• Tommy Centola

Enjoying different Creole jambalayas

In my very first column, I introduced you to jambalaya. In my opinion, it is the easiest New Orleans dish to cook. Since you can add any kind of protein to a jambalaya, the variations are endless.

While there are many variations of jambalaya, there are two backs types, Creole and Cajun. The main difference between the two is the use of tomatoes. A Creole jambalaya contains tomatoes or a tomato product while a Cajun jambalaya does not. Today, I am featuring two Creole jambalaya recipes, Chicken Jambalaya and Crawfish and Tasso Jambalaya. If you are not a fan of tomatoes, you can always leave them out of your recipe.

Here is a unique twist on jambalaya. Rarely will you find whole pieces of chicken. This is a play on a chicken and rice casserole but cooked on the stove top. This dish gives you all the flavors of jambalaya with the added flavor the cooking chicken on the bone.

Chicken Jambalaya

1 Hen, about 5 pounds, cut into serving pieces

Creole Seasoning to taste

1/2 cup Vegetable Oil

3 cups Onions, chopped

1/2 cup canned Tomatoes, chopped, with juice

1 cup Celery, chopped

2 quarts Chicken Stock plus additional if needed

1/4 teaspoon Thyme

2 Bay Leaves

2 teaspoons Hot Sauce

3 cup long-grained Rice

2 tablespoons fresh Parsley, chopped

2 tablespoons Green onions, chopped, green parts only

Season hen with Creole seasoning. Heat oil in a large heavy pot over medium-high heat. Cook chicken pieces, in batches, until browned evenly. Transfer to a plate. Add onions to the pot and cook, stirring, until soft, about 3 minutes. Add tomatoes, celery, chicken, stock, thyme, bay leaves and additional Creole seasoning, if desired. Bring to a boil, then reduce heat to medium-low and simmer until chicken is tender, about 1 hour. Add extra stock during the cooking to keep liquid at the same level. Add rice, cover and cook on low heat until tender, about 30 to 40 minutes. Remove from heat and add parsley and green onions.
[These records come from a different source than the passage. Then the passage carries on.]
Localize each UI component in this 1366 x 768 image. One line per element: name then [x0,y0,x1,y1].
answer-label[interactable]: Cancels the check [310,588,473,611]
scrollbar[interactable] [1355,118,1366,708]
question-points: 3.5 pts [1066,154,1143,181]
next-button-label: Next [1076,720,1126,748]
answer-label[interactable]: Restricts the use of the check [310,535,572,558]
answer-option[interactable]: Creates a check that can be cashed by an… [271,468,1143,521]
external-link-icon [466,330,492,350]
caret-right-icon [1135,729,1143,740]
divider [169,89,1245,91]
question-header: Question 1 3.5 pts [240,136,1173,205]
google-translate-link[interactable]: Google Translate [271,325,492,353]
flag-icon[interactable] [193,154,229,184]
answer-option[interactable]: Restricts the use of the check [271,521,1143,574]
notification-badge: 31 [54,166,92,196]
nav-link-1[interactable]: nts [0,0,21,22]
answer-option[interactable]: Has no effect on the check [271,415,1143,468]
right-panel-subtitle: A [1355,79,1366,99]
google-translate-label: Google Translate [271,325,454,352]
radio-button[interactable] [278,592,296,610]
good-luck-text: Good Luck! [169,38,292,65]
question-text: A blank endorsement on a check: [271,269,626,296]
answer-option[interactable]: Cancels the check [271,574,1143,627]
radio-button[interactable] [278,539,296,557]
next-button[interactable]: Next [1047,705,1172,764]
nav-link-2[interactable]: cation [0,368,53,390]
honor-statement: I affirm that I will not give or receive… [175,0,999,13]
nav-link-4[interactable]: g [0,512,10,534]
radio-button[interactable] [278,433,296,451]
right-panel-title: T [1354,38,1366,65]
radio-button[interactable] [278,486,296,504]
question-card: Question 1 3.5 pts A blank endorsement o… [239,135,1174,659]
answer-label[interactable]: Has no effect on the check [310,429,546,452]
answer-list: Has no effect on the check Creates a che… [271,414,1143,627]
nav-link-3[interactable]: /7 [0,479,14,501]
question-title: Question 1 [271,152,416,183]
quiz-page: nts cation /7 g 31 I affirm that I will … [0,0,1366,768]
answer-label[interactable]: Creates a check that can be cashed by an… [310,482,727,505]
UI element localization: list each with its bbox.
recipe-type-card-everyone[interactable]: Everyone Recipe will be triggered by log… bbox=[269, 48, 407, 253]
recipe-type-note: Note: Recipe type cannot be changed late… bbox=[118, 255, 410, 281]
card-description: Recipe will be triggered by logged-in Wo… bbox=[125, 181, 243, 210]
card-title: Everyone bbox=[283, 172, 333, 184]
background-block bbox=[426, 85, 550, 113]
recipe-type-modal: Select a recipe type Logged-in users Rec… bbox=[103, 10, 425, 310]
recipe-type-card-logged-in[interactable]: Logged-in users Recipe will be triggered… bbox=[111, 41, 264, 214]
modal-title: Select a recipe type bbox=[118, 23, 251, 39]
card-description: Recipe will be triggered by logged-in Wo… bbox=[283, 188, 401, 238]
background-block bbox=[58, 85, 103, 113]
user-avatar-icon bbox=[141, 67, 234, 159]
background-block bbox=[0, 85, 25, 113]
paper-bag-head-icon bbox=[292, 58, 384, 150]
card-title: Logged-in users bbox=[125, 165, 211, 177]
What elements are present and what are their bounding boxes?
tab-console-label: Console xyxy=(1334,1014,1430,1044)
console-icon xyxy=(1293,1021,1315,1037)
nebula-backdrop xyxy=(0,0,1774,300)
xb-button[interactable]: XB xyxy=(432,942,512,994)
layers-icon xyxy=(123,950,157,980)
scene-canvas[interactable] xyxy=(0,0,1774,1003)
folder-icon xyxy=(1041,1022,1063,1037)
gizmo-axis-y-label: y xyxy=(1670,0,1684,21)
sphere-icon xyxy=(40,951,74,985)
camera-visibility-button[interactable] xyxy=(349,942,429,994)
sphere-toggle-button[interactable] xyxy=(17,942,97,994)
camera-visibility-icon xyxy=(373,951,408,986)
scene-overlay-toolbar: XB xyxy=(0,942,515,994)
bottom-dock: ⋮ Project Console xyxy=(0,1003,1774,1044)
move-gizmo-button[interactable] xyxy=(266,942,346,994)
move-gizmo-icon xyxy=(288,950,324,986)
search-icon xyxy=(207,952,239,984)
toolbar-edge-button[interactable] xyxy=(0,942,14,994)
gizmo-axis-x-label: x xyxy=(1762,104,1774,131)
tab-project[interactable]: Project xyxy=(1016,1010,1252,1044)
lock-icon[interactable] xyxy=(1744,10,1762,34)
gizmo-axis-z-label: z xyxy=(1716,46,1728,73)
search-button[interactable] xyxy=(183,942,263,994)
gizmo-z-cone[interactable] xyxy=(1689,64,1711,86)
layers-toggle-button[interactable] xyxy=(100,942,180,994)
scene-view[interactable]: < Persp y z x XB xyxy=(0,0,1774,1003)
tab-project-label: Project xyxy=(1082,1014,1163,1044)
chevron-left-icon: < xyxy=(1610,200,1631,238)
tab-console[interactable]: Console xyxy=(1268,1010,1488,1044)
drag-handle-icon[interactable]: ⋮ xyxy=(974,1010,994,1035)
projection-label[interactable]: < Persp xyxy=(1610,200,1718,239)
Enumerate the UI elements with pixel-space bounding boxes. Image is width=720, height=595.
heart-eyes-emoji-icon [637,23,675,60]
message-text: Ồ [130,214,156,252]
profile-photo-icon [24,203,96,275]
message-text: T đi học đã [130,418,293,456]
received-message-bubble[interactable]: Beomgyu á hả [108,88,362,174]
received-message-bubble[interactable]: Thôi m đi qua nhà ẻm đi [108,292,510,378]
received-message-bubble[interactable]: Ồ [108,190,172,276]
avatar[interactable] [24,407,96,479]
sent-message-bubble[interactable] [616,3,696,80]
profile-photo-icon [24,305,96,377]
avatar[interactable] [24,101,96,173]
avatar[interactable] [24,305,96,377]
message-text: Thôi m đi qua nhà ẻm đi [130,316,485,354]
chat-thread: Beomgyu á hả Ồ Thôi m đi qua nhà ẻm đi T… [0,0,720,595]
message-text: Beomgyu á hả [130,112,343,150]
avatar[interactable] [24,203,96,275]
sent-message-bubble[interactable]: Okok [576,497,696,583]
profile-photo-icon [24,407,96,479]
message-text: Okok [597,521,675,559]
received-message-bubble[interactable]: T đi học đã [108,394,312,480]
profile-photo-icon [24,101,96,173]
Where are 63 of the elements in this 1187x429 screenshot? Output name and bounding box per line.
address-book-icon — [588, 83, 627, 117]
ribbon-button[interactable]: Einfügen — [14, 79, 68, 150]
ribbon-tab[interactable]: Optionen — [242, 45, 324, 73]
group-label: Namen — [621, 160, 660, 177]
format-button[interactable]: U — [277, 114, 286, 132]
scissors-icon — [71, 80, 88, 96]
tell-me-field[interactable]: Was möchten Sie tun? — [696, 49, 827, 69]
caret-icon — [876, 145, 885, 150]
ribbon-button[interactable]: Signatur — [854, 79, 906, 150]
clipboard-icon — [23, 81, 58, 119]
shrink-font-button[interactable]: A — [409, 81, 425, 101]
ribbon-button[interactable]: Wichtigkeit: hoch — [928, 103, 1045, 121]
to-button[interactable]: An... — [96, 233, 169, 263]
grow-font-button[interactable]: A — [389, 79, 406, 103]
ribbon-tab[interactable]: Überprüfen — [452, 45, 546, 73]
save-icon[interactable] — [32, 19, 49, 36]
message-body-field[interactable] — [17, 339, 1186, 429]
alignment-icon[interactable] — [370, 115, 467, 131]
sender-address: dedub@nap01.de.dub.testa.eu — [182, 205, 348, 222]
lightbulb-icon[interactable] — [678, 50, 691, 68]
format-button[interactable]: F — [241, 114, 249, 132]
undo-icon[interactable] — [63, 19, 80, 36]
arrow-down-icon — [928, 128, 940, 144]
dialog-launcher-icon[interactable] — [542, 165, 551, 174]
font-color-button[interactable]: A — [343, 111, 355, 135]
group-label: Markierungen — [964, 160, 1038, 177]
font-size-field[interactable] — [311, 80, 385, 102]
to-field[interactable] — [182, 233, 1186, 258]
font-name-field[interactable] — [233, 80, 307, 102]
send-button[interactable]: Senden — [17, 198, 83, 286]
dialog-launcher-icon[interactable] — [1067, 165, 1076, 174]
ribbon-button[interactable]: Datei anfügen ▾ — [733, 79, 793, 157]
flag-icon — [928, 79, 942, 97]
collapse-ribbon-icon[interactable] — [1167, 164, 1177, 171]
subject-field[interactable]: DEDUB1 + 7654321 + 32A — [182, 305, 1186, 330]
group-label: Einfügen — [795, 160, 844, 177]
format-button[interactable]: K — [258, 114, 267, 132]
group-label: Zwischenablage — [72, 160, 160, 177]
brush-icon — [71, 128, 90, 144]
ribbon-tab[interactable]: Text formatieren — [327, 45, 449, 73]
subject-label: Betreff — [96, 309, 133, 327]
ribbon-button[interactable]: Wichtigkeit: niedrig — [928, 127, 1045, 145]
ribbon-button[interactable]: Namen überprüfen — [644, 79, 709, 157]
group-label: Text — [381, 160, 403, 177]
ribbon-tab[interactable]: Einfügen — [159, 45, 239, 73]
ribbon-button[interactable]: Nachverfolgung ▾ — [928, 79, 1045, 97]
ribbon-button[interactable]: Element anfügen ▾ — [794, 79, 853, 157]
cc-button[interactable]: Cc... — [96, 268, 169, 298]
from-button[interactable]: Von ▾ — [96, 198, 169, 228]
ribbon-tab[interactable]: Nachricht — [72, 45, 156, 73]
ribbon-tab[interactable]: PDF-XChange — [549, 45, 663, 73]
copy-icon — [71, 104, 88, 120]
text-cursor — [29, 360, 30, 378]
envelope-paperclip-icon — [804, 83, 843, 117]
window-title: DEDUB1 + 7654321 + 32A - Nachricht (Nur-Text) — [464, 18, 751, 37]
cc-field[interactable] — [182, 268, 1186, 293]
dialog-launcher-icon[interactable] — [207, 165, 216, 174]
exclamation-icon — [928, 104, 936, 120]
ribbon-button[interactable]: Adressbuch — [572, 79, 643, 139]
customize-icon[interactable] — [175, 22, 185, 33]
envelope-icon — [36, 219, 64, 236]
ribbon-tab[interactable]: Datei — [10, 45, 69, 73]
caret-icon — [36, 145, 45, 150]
Seafood is not a protein that I usually use in jambalaya. Once after a crawfish boil, I wanted to use the crawfish but not with pasta. I thought why not jambalaya. This recipe is close to my original attempt, with just a few minor tweaks. I hope you enjoy it.

Crawfish and Tasso Jambalaya

3 tablespoons Vegetable Oil

1 pound Tasso, diced

2 cups Onions, chopped

1/2 cup Celery, chopped

1 cup Red Bell Pepper, chopped

11/2 tablespoons Garlic, minced

1 (15 oz) can Diced Tomatoes

2 cups White Rice

6 cups Chicken or Seafood Stock

4 Bay Leaves

1 tablespoon Worcestershire Sauce

2 teaspoons Creole Seasoning Blend

2 pounds Louisiana Crawfish Tails

1 cup Green Onions, sliced

Salt, Black Pepper and Hot Sauce to taste

Heat a heavy 6 to 8 quart stock pot or cast iron Dutch oven over medium heat. Add oil and sauté tasso until browned on all sides. If the residue at the bottom of the pan is getting heavy or sticking, add 2 tbsp water and scrape until it is clean again. Add onions and sauté until brown and caramelized, 10 minutes. Add celery, bell peppers, and garlic. Sauté these vegetables until soft and translucent, 5-7 minutes. Stir in the tomatoes, rice and sauté for 2 minutes. Add the stock, bay leaves, Worcestershire, and Creole seasoning Blend. Bring the liquid up to a boil, then cover, reduce heat, and simmer without stirring for 25 to 30 minutes. When the rice is tender or all of the liquid has been absorbed, turn heat off. Adjust salt, black pepper and hot sauce to taste. Stir in the crawfish tails and green onions and cover. Let the jambalaya rest for 10 minutes to allow the rice to fluff. Serve while hot.

Since Arkansas is the leading producer of rice in the United States, jambalaya is a wonderful way to use this popular grain. Experiment with your jambalaya by using these recipes as guidelines. Jambalaya is a great dish to add your own little twist to.